Suppose I need to experiment cluster dimensions when launching a kernel and need to map some SM units to specific regions of data and accelerate the memory operations like global-atomic increments on similar items within a group of blocks and same in other groups in themselves (so expecting cuda hardware to somehow reduce/accelerate the atomic requests on same element between these SM units in same cluster). Does only H100 GPU support this?
On Colab A100 GPU: a kernel launch error has occurred due to cluster misconfiguration error is returned when using cluster config.

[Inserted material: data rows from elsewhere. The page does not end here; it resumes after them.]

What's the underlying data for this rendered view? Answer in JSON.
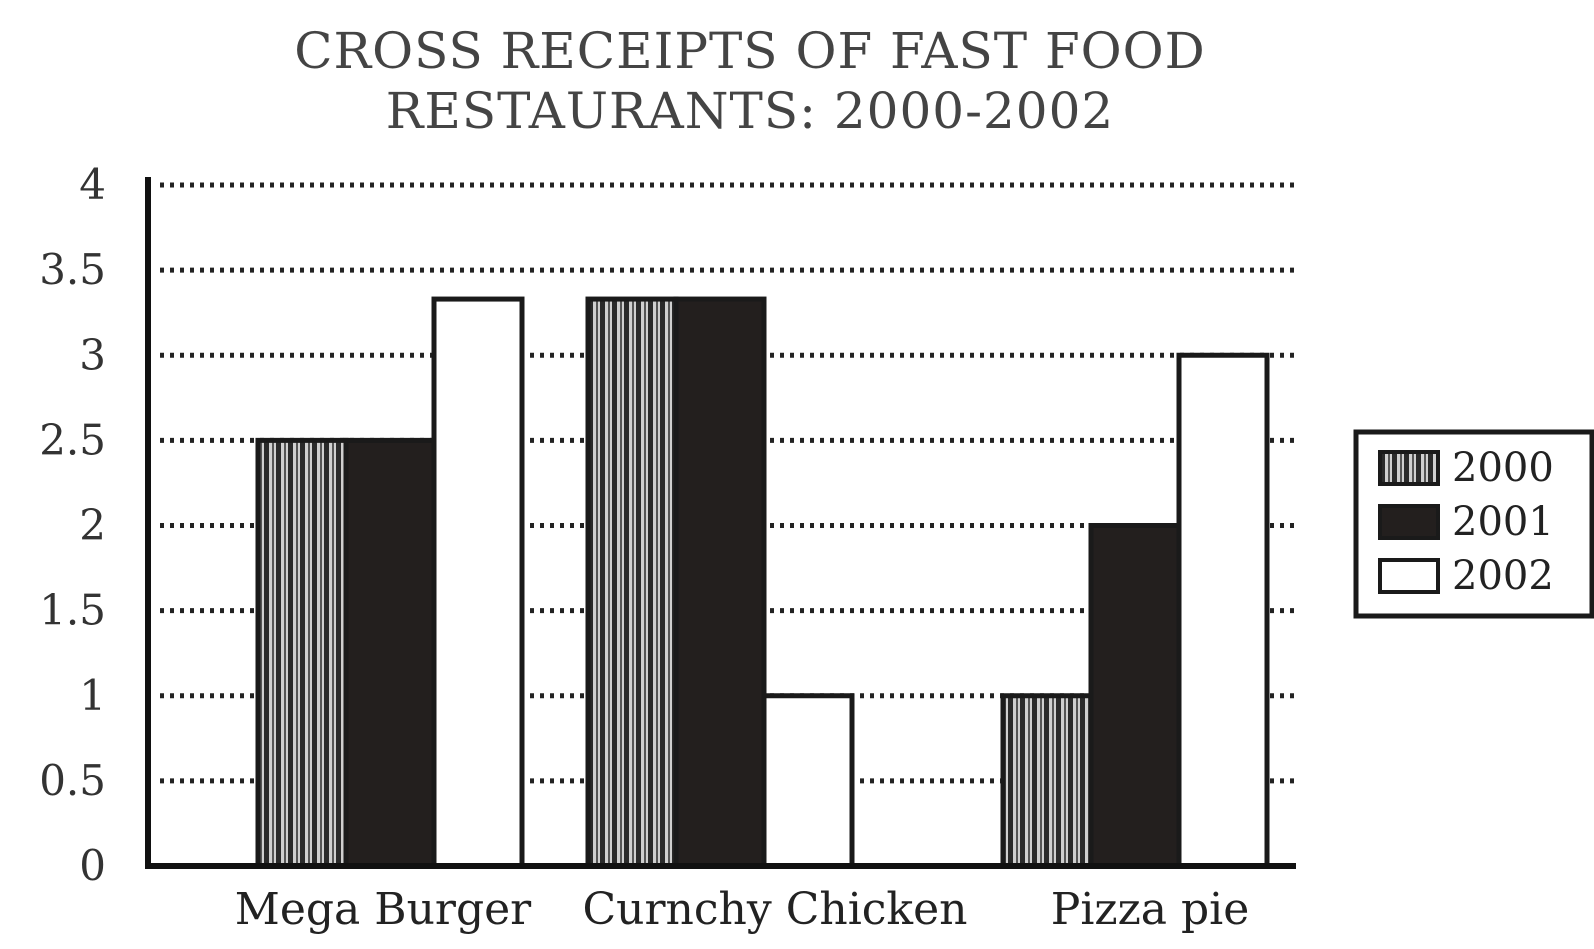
{
  "chart_data": {
    "type": "bar",
    "title_lines": [
      "CROSS RECEIPTS OF FAST FOOD",
      "RESTAURANTS: 2000-2002"
    ],
    "xlabel": "",
    "ylabel": "",
    "categories": [
      "Mega Burger",
      "Curnchy Chicken",
      "Pizza pie"
    ],
    "series": [
      {
        "name": "2000",
        "values": [
          2.5,
          3.33,
          1
        ],
        "pattern": "vertical-stripes"
      },
      {
        "name": "2001",
        "values": [
          2.5,
          3.33,
          2
        ],
        "pattern": "solid-black"
      },
      {
        "name": "2002",
        "values": [
          3.33,
          1,
          3
        ],
        "pattern": "white"
      }
    ],
    "yticks": [
      "0",
      "0.5",
      "1",
      "1.5",
      "2",
      "2.5",
      "3",
      "3.5",
      "4"
    ],
    "ylim": [
      0,
      4
    ],
    "grid": true,
    "grid_style": "dotted",
    "legend_position": "right",
    "colors": {
      "bar_outline": "#1a1a1a",
      "solid_fill": "#231f1e",
      "stripe_dark": "#2a2a2a",
      "stripe_light": "#c8c8c8",
      "white_fill": "#ffffff",
      "grid": "#222222",
      "axis": "#111111"
    }
  }
}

On local computer with 4070 gpu: same error, even with 12.8 toolkit version.
On 5070 gpu: A breakpoint instruction (__debugbreak() statement or a similar call) was executedis returned when trying cluster config. This looks like the support for 5070 is not yet complete (and possibly won’t work for cluster atrribute in configuration of kernel launch)
Another question about cluster, does an atomic add operation really get accelerated if all SM units of such access are from same GPC or same cluster? Is there also similar acceleration when launching cooperative kernel with shared memory sharing between blocks? About texture memory, does GPC or a cluster also cache the textures on another level of caching? Or is it mainly for writing the data and making it visible from other blocks?
int device;
cudaGetDevice(&device); // Get the currently active device
cudaDeviceProp prop2;
cudaGetDeviceProperties(&prop2, device); // Get properties of the device
printf(" %s ", prop2.name);
printf(" CC %i %i", prop2.major, prop2.minor);
output is
NVIDIA GeForce RTX 5070 CC 12 0
So some specs of 9.0 only for 9.0 even 12.0 will not support? Or is it about being a desktop gpu unlike H100?
I’m using compiler flags like these: compute_89,sm_89;compute_90,sm_90.
At least is there a way to emulate / simulate so that I can gain some experience about cluster on colab A100 or desktop 5070? Even if it works slower on emulation I don’t care, just requiring some experience without purchasing an H100.
thread block clusters are supported on cc9.0 and higher. From here:
Compute capability 9.0 and above allows users to specify compile time thread block cluster dimensions, so that the kernel can use the cluster hierarchy in CUDA.
So my error was defining a non-const variable to set it before launching a kernel. Then, if I have to support multiple configurations, I have to prepare for all possible scenarios and use constexpr values?
gpuAttributes[0].val is being initialized in run-time. But when I move codes into constexpr function, it says a constexpr function can not have nonliteral type cudaLaunchConfig_t as return value. I guess it uses some pointers inside and pointers are not known at compile time.
Thank you. Breakpoint error was from a double-freed pointer and the misconfiguration error was from not using cudaSetDevice(num) to select the proper gpu that supports it. So now it works without problem but only for 5070. 4070 is CC 8.9 missing the target by 0.1 version.